Budget 2016: Money Advice Service Scrapped

George Osborne announced in his Budget that the Money Advice Service, introduced in 2010 with the aim of providing free advice on debt and finances has now been abolished.

The abolition of the Money Advice Service comes after two independent studies found it to be ultimately ineffective, with one finding that a large number of people weren’t even aware of its existence.

Poor Value for Money

The National Audit Office conducted a study two years ago that concluded that the MAS did not provide good value for money, a feeling that was shared by many of those in the industry that had to foot its bill.

The Money Advice Service was paid for by levies placed on various financial services firms with the total cost sitting just shy of £400 million. Almost 10% of this total came from firms with advice permissions.

Martin Bamford, director of financial advice firm Informed Choice said: “this has been a long time coming and if you waste other people’s money for so many years, you get shut down. This is a great day for justice.”

The problem is, in part, the unrealistic expectations many have (or rather had) regarding the purpose of the MAS. The advisory body stopped short of recommending particular transactions or courses of actions to people, instead focusing on more passive forms of financial education.

Duplicating Functions

In this sense, the MAS was seen as more or less redundant in the face of other existing services like the Citizens Advice Bureau and more specifically targeted services like The Pension Advisory Service and Pension Wise.

As Chris Hannant, director of Apfa, said: “[I have] never seen the need for MAS and TPAS and Pension Wise to be doing the same thing in the same area.

“What we need in this area is simplification and clarification. We have always said we don’t want to see MAS duplicating what is already available elsewhere, and to that extent, this seems like a logical step towards that.”

Last March, a Treasury commissioned study concluded that, at the very least, the MAS had to “embark on a programme of transformation”. Recommendations included a reduction in the number of permanent staff members from 150 to between 50 and 70, and restricting the advisory body’s budget to £25-25 million.

The MAS had agreed to cut its budget in its plan for this coming year prior to the announcement of its abolition. They had agreed to reduce their budget from £34.1 million to £30.1 million. Most of the reductions were to come from a shrinking of their marketing budget from £9 million to £4 million, while the monies allocated to debt advice were to stay the same.

The Money Advice Service itself is to be replaced with a smaller, more focused body, while the Pension Advisory Service and Pension Wise are also to be restructured, so that the three become two.

The new bodies will, according to the government, “offer support on the greatest areas of consumer need”.

An MAS spokesperson said: “we will work with the government to fully consider the implications of this announcement. In the meantime we will continue to fulfil out statutory role to help people make the most of their money.”

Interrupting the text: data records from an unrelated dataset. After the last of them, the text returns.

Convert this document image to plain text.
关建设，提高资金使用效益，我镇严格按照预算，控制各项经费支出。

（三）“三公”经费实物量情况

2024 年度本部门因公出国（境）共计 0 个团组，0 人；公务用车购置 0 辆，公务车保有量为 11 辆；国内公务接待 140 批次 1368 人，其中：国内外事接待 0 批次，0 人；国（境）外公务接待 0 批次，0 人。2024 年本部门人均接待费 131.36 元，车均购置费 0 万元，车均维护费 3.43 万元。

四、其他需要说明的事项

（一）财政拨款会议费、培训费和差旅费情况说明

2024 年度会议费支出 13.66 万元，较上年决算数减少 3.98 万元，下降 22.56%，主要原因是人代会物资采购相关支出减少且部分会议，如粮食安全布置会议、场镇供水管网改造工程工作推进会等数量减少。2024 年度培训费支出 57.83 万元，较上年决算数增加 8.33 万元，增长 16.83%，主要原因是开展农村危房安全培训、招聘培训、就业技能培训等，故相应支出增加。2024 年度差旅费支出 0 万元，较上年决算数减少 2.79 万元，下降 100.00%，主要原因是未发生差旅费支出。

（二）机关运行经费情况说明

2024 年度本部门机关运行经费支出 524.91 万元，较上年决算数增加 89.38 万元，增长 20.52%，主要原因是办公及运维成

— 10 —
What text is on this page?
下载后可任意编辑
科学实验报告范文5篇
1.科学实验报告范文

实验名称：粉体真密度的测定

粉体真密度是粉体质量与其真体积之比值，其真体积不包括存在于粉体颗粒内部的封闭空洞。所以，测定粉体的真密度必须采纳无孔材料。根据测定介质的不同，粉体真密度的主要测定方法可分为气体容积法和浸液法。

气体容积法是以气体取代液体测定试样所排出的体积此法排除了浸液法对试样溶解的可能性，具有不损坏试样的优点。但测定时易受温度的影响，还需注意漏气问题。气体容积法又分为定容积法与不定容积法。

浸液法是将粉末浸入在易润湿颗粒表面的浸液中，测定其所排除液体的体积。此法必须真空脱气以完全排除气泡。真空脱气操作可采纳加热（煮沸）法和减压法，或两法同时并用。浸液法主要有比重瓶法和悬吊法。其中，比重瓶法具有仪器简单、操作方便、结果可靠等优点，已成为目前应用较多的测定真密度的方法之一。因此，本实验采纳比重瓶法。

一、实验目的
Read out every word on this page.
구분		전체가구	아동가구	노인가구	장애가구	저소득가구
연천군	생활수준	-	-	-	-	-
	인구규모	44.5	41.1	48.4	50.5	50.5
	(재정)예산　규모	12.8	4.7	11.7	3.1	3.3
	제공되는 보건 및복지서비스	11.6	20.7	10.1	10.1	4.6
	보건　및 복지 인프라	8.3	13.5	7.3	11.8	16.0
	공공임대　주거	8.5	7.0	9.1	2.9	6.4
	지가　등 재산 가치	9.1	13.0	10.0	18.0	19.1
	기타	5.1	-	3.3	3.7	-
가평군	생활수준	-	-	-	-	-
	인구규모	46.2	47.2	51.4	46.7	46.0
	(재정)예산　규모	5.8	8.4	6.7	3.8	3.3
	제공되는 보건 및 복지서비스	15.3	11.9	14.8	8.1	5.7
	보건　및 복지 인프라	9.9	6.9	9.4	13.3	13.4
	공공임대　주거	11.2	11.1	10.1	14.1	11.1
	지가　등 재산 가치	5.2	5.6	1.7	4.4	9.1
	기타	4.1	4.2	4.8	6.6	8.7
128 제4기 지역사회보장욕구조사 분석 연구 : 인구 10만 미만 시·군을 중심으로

In the interim, before the full restructuring is complete, and indeed into the future, more weight is to be given to independent financial bodies and companies in terms of the financial advice they offer to consumers.


Recently, the FCA completed a study that found that professional financial advice is too often the reserve of the rich, and that many are left woefully uninformed when it comes to making important financial decisions, particularly with regard to pensions.

The FCA proposed an increase in the amount of digital “robo-advice” freely available online, and urged banks and other financial institutions to improve their efforts in informing their customers.

MP Mark Garnier said: “as we move into an increasingly digital age, it is inevitable that the traditional financial adviser will be available in robotic form. This is not a bad thing as it will make standardised advice available to everyone cheaply”.

This move echoes a decision made recently by the Competition and Markets Authority to give more power to third party intermediaries and price comparison websites when it comes to informing customers about choices available to them regarding their energy supply.